Dossier réalisé par Stéphane BERTHIER
Dossier publié dans le d'A n°284

Concevoir un immeuble en bois à Bordeaux, près du massif forestier des Landes, fait sens. Mais le réaliser en panneaux de bois contrecollé importé d’Autriche ou en bois lamellé-collé issu de grumes scandinaves débitées et encollées quelque part en Saône-et-Loire laisse désormais perplexe. Sous la pression des réflexions écologiques, la notion de circuits courts s’est développée récemment dans le champ de l’architecture, par analogie au secteur agroalimentaire dont la critique des organisations industrielles est un peu antérieure. Ces nouvelles formes d’accès à l’alimentation visent à rapprocher les producteurs des consommateurs et à limiter les transformations industrielles afin de bénéficier de produits bruts de meilleure qualité, parce qu’ils n’ont pas subi la pression des marges bénéficiaires des différents intermédiaires. Cette démarche favorise aussi une consommation locale, en acceptant la contrainte de la saisonnalité et des limites de l’offre. Elle soutient le développement d’une agriculture paysanne de proximité, souvent biologique.

Lors d’une conférence à Nancy en 2019, la philosophe Marion Waller invitait les personnes présentes dans la salle à se demander de quoi étaient faits leurs bâtiments, comme ils se demandent ce qu’il y a dans leurs assiettes. Ainsi depuis une dizaine d’années cette réflexion sur les circuits courts a migré dans le domaine de l’architecture, avec les facilités et les limites des analogies.
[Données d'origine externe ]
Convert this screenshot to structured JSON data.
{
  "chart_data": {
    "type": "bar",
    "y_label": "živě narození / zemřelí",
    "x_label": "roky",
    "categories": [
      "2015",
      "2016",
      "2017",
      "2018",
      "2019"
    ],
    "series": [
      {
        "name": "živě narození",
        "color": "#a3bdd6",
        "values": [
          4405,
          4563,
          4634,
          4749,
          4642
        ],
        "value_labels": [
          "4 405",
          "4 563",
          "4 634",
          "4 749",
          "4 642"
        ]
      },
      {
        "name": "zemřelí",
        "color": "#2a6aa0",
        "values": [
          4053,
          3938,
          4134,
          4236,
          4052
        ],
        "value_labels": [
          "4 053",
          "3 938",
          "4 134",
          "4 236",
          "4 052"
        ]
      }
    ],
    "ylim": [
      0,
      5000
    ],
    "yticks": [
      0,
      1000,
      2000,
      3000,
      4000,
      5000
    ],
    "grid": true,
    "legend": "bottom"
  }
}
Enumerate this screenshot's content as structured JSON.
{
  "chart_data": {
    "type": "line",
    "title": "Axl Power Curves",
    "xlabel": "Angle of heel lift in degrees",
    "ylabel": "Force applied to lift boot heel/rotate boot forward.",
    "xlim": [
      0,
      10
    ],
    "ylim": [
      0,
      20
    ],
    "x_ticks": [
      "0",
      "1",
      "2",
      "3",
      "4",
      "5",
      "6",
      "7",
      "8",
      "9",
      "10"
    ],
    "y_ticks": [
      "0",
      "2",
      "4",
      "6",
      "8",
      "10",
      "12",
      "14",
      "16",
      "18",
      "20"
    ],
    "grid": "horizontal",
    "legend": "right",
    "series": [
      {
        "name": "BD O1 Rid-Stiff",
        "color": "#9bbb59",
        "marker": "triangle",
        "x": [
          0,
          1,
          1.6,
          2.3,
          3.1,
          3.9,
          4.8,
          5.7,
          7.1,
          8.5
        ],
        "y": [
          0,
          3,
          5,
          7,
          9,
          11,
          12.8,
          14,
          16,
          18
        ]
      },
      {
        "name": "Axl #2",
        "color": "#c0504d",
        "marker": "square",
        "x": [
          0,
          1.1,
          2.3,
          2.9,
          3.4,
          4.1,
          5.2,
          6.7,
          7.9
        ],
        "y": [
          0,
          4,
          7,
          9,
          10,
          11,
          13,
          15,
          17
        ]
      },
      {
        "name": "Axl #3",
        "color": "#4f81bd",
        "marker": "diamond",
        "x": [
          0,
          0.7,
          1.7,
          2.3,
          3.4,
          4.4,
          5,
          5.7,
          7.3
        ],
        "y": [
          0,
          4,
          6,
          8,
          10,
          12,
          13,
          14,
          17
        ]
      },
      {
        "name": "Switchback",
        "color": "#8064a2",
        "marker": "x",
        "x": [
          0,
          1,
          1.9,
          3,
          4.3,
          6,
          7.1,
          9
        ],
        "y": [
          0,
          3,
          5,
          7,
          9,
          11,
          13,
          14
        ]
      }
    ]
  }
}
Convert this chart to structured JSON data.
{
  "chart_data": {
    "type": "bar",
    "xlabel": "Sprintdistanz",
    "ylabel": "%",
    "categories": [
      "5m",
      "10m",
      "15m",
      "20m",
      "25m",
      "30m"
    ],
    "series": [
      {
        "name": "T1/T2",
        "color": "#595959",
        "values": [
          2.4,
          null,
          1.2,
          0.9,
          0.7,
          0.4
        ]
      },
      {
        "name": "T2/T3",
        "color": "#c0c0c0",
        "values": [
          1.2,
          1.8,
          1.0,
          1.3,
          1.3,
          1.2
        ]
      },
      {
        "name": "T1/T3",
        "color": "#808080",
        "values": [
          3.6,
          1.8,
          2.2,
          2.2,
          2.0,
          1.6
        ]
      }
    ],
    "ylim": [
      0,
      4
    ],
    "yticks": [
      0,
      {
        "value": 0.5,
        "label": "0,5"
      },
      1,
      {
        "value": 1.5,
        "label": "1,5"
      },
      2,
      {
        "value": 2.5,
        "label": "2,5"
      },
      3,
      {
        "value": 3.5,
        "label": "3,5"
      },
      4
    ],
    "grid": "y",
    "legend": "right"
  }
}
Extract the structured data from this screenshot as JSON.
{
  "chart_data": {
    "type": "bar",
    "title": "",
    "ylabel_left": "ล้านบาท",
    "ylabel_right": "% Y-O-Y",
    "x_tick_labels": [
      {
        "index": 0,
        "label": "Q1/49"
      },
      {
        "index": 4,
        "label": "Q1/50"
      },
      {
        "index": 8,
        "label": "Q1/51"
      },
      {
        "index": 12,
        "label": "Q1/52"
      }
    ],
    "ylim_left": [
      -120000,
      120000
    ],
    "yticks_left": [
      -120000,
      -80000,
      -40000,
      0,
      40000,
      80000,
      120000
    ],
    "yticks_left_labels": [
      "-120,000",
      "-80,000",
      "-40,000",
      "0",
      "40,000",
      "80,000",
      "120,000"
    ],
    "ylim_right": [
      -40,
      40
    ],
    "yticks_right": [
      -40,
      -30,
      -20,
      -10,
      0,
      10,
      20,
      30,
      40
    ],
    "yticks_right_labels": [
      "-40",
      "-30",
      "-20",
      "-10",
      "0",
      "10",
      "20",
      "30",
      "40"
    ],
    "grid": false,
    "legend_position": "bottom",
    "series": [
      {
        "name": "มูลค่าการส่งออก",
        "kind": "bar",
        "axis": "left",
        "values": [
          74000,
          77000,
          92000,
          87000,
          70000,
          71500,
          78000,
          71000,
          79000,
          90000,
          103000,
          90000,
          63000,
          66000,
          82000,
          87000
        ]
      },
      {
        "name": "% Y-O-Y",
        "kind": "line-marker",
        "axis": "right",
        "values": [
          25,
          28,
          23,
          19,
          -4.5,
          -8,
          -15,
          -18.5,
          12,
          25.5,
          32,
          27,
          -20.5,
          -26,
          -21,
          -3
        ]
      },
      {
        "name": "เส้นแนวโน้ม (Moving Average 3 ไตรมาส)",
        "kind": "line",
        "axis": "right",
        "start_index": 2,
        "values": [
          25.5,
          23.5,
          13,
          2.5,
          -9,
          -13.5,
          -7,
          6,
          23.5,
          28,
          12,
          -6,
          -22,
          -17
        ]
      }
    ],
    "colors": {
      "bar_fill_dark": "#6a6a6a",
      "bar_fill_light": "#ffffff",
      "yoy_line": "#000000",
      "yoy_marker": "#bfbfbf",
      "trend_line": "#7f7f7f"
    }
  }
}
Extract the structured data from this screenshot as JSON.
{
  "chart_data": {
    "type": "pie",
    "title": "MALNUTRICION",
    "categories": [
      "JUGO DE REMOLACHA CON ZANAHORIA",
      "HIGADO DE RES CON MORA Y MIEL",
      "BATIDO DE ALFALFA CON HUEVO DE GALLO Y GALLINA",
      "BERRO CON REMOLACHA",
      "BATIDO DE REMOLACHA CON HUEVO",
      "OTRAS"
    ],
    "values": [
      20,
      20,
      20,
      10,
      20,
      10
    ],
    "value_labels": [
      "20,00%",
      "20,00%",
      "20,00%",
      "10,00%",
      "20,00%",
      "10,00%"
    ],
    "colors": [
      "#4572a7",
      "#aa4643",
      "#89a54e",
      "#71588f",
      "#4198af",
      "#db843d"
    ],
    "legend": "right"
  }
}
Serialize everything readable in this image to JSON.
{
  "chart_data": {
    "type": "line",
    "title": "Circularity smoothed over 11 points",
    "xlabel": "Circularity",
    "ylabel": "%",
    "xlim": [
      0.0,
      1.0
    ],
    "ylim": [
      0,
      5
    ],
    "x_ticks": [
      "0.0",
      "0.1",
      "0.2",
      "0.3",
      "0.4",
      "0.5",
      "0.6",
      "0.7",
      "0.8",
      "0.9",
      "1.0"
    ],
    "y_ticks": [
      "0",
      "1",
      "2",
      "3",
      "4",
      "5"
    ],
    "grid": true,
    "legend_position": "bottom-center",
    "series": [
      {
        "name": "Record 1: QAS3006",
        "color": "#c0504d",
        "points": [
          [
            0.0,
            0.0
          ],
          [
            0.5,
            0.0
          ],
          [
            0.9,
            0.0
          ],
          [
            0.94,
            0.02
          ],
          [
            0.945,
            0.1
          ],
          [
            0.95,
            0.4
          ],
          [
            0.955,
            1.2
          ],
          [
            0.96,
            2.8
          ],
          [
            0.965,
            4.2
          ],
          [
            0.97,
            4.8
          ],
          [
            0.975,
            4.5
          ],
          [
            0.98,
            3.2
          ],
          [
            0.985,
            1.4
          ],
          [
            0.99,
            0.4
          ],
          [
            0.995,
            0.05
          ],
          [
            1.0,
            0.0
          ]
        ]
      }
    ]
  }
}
Ces pratiques émergentes militent pour une reterritorialisation de la production des édifices, contre la massification industrielle qui fabrique dans quelques points du pays seulement des produits à haute valeur ajoutée qui peuvent être déplacés sur de très grandes distances parce que le coût du transport est négligeable. L’argument principal de leur critique est bien entendu l’exigence nouvelle de neutralité carbone, tandis que nos conditions de production actuelles sont fortement émettrices de gaz à effet de serre en raison des transports, mais aussi des lourdes et multiples transformations que subit la matière pour devenir matériau puis produit. La question de la maîtrise de l’énergie grise, c’est-à-dire de l’énergie nécessaire depuis l’extraction des ressources jusqu’à leur assemblage en immeuble, est donc bien au centre de ces réflexions contemporaines.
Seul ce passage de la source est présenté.